The Department of Art, Art History, and Design (AAHD) has created a new Critic-in-Residency program to enhance discourse around the work of graduating MFA students. The program’s first resident, Thea Quiray Tagle, is an Assistant Professor at the University of Massachusetts Boston in the Department of Women’s, Gender, and Sexuality Studies and the Critical Ethnic & Community Studies Program.
“The Critic-in-Residence in AAHD allows nationally and internationally known art critics to come to East Lansing and to spend a week interviewing third-year MFA candidates about their aspirations as artists, their intentions for their thesis show at the Eli and Edythe Broad Museum, and their hopes for their future as contributors to visual culture,” said Tani Hartman, Chairperson of the AAHD Department.
“The Critic-in-Residence in AAHD allows nationally and internationally known art critics to come to East Lansing and to spend a week interviewing third-year MFA candidates about their aspirations as artists, their intentions for their thesis show at the Eli and Edythe Broad Museum.”Tani Hartman, Chairperson of the Department of Art, Art History, and Design
As the Critic-in-Residence, Quiray Tagle aims to develop collaborative relationships with the six MFA students through interviews and studio visits. She then will write reflective essays about the artists and their work to be published in the MFA thesis exhibition catalogue.
“It’s really important for me to work collaboratively with artists, whether they’re students or well into their career,” Quiray Tagle said. “That kind of relationship building and reflective practice of talking through the work together to develop new understandings — that’s the most important role that art critics, curators, and professors can play.”

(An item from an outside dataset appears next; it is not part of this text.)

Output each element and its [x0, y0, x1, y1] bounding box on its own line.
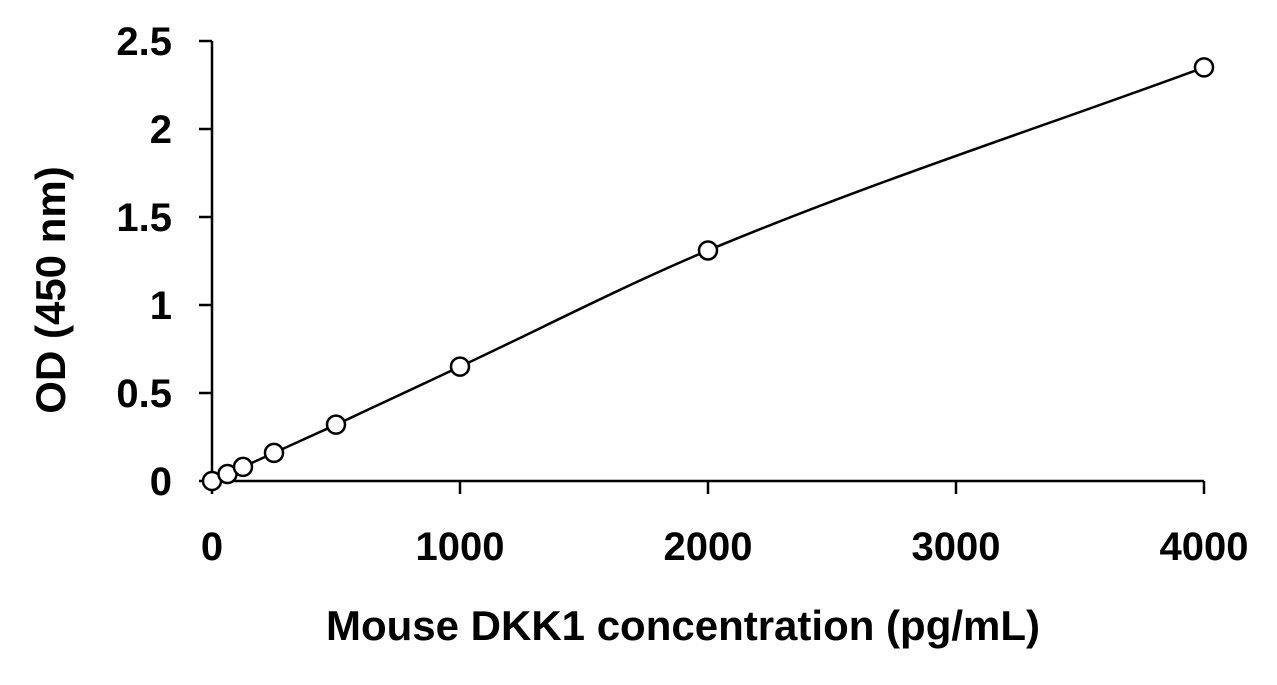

Quiray Tagle was scouted for the Critic-in-Residency thanks to her work with AAHD’s Critical Race Studies Artist-in-Residency program. During the 2017-18 academic year, she wrote a catalogue essay for alejandro t. acierto, one of the two Critical Race Studies Artists-in-Residence that year, about his exhibition, In Absence of Sight. acierto’s work engaged with different histories of the Philippine-American War, U.S. colonialism, and photographic representation of Filipinos, all of which aligned perfectly with Quiray Tagle’s interests.
Quiray Tagle also has written an essay for Dan Paz, one of the 2021-2022 Critical Race Studies Artists-in-Residence, about their exhibition, hammer without a nail, that opened at (SCENE) Metrospace on March 3 and runs through Friday, April 1.
“The financial support to continue doing my work is amazing,” Quiray Tagle said. “There are so few opportunities to be paid well for art criticism outside of major grants, so an opportunity to change the discourse about contemporary art, while being supported to continue my writing and while supporting MFA students, is really exciting.”
For more than a decade, Quiray Tagle has curated and written about contemporary art and performance projects by Black, Indigenous, people of color, queer, and diasporic artists working in installation, photography, socially engaged art, film, and new media. She first found herself at the intersection of art and activism while completing her bachelor’s degree at Barnard College as she participated in the post-9/11 anti-war movements. The protests and artwork she encountered and created during that time catalyzed a career dedicated to amplifying politically engaged art.
“It’s really important for me to work collaboratively with artists, whether they’re students or well into their career. That kind of relationship building and reflective practice of talking through the work together to develop new understandings — that’s the most important role that art critics, curators, and professors can play.”Thea Quiray Tagle, inaugural Critic-in-Residence at MSU
“That was my entry point to getting to work, curate, and write about visual and performance art,” Quiray Tagle said, “and that ethics of what art can do to facilitate or shift conversations around political change is what keeps me doing the work I’m doing and writing about this.”
Quiray Tagle has both an M.A. and Ph.D. in Ethnic Studies from the University of California, San Diego, where she investigated the artistic productions of Filipinx and queer folks in the anti-eviction and housing justice movements in San Francisco. She has curated visual art exhibitions and performances for Yerba Buena Center for the Arts, Seattle University’s Vachon Gallery, The Alice (Seattle), and Feast Arts Center (Tacoma), and has organized public programs for venues including the Asian Art Museum (San Francisco). Her arts criticism and essays have been published online in venues including Hyperallergic, ASAP/J, and BOMB Magazine.
“Thea Quiray Tagle, our inaugural critic, was chosen for the depth and breadth of her publications on contemporary art, her interest in the human condition, and her sensitivity to the crisis of our era: diaspora, refugee resettlement, endemic racism, and environmental degradation,” Hartman said. “Quiray Tagle’s aesthetic is congruent with the content in the art made by our MFA candidates, and her essays will become the text of the MFA thesis exhibition catalogue.”
Since MFA students are often at a unique beginning point in their artistic careers, Quiray Tagle’s essays will help students reflect on their work, find the language to talk about their art, and amplify their voices. As the inaugural Critic-in-Residence, Tagle’s work with the program will set a precedent for future iterations and give MFA students the important opportunity to magnify their work to the public.